With the world’s best reputation in terms of chocolates, cheese and neutrality, is it any surprise Switzerland has made it on this list? Also long known for extremely lucrative business and banking firms, this country allows its citizens significantly higher wages than the global average with benefits to match. This nation is also a hub of scientific development, housing the world famous CERN, and being the envy of every scientific educator in terms of tertiary schooling. With both high tech cities and lovely rural regions both reaping the benefits of a rich economy, happiness can be found whether you prefer your view to be of skyscrapers or mountains.
The runner up to happiest nation is also the country whose national anthem is literally titled “Yes, we love this country”. Norway is the best nation in terms of health and human development, likely as a result of epidemics and famine which nearly crushed the country over a century ago, and is always a leader in terms of keeping their citizens healthy as well as happy. Adding to the happiness is the distinct tenacity with which Norway has chased the idea of human equality. Whether it be LGBT rights, Women’s rights, or even Minority rights, Norway has worked for over a century to ensure all of its citizens felt at home, including anti-discrimination laws to protect LGBT groups since 1993, among the first globally to do so.

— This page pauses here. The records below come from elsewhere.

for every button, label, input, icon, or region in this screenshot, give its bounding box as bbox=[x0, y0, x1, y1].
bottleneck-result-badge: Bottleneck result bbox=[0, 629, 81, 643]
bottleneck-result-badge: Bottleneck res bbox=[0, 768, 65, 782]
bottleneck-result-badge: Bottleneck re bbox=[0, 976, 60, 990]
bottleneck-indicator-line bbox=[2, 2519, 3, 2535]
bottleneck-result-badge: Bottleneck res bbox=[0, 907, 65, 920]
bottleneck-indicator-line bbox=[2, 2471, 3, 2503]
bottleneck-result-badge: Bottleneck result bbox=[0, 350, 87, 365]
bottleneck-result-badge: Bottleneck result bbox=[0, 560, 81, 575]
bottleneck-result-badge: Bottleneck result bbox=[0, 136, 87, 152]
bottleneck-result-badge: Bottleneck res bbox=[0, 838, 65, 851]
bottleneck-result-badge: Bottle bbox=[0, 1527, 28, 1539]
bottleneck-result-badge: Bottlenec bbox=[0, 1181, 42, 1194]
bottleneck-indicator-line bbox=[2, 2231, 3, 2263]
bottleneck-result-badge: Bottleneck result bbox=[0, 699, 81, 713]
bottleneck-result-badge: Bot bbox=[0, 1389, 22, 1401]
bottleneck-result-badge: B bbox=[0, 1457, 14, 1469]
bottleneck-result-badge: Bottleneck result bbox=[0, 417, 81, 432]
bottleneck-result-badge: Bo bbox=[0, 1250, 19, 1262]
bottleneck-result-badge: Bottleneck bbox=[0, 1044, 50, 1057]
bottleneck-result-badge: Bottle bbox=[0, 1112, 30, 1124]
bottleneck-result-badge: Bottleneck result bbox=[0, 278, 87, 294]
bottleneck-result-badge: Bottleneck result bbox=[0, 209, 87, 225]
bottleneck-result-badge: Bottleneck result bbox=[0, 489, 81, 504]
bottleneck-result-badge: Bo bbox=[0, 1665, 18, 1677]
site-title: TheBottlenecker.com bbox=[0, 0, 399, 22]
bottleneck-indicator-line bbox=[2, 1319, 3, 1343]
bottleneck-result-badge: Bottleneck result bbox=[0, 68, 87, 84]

1. Best Country to Live in: Denmark
Topping the list of happiest countries in the world is Denmark. Being the world’s leader in gender equality, socioeconomic stability and top notch health care being seen not as a service but a basic right, the citizens of this country have it all going for them. Take into account that environmental policies also will in fact pay citizens to bike to work instead of driving (to the tune of about 8 cents per kilometer, annually) and this can be seen as a paradise to most. As to be expected, crime is practically non-existent in this country. To further ensure this, companies whose employees plan on having children give the soon to be parents 52 weeks of leave to ensure a proper first year of life which has been shown to greatly impact the well-being of families.